Sur le plateau, des bottes de paille forment un mur : un décor aussi simple que lourd de sens, qui enferme les cinq comédiens comme la terre tient les siens. « Tout contre la terre », c’est d’abord l’histoire d’un couple, Camille et Augustin, mais aussi celle de toute une profession qui ploie sous le poids du système. Camille, face à un journaliste, remonte le fil de sa vie, livre à voix nue la réalité du monde agricole : la rencontre, l’amour, les projets, puis la routine, les difficultés qui s’accumulent. On a la sensation d’ouvrir un livre qui prend soudain vie sur scène, chaque souvenir s’incarnant sous nos yeux.
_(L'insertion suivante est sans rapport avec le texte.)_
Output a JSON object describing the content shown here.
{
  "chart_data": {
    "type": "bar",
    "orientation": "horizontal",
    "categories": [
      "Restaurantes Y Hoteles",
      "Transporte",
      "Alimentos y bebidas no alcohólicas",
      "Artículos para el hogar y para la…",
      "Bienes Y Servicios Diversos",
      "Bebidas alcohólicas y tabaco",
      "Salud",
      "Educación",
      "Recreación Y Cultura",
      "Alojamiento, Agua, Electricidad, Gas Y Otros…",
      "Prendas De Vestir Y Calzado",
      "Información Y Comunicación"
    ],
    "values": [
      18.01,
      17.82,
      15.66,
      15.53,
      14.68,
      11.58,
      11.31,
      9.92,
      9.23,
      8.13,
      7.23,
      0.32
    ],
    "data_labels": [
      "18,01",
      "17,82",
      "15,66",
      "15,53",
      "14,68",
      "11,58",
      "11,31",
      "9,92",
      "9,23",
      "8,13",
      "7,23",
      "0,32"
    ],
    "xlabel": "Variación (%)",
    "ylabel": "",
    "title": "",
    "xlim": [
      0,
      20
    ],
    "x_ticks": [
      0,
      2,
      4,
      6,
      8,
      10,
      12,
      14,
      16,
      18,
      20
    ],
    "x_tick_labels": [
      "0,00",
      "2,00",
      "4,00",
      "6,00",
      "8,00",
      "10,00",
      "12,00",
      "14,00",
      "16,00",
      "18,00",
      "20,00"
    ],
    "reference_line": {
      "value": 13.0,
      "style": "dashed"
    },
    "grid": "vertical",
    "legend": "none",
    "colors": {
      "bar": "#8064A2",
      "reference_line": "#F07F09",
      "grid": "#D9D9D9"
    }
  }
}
Le texte, ciselé, restitue toute l’absurdité d’un système qui broie les individus : emprunts nécessaires, maladie des bêtes, crise économique, pression de la grande distribution… La violence du quotidien s’infiltre partout. « Nous, on ne peut pas s’arrêter, sinon il n’y a plus d’omelette. » La phrase claque, ramenant le spectateur à cette réalité sans pause, où l’épuisement guette et où, parfois, l’irréparable survient. Car ici, la pendaison d’Augustin n’est pas une issue isolée, mais l’écho d’un malaise profond, d’un modèle à bout de souffle.
Pourtant, au cœur du drame, des moments de légèreté surgissent, quelques éclats de tendresse ou d’humour pour ne pas sombrer tout à fait. On rit, on s’émeut, mais surtout, on s’interroge, comme Augustin : « Dans quel monde la main qui nourrit est celle qui mendie ? ». La force de la pièce est là : dans sa capacité à faire ressentir, comprendre, sans jamais tomber dans l'apitoiement et la condamnation.
« Tout contre la terre » est un spectacle nécessaire, porté par une troupe habitée et sincère, qui donne voix à une France invisible, mais pourtant si essentielle. Un coup de poing doux, qui résonne longtemps après la dernière réplique.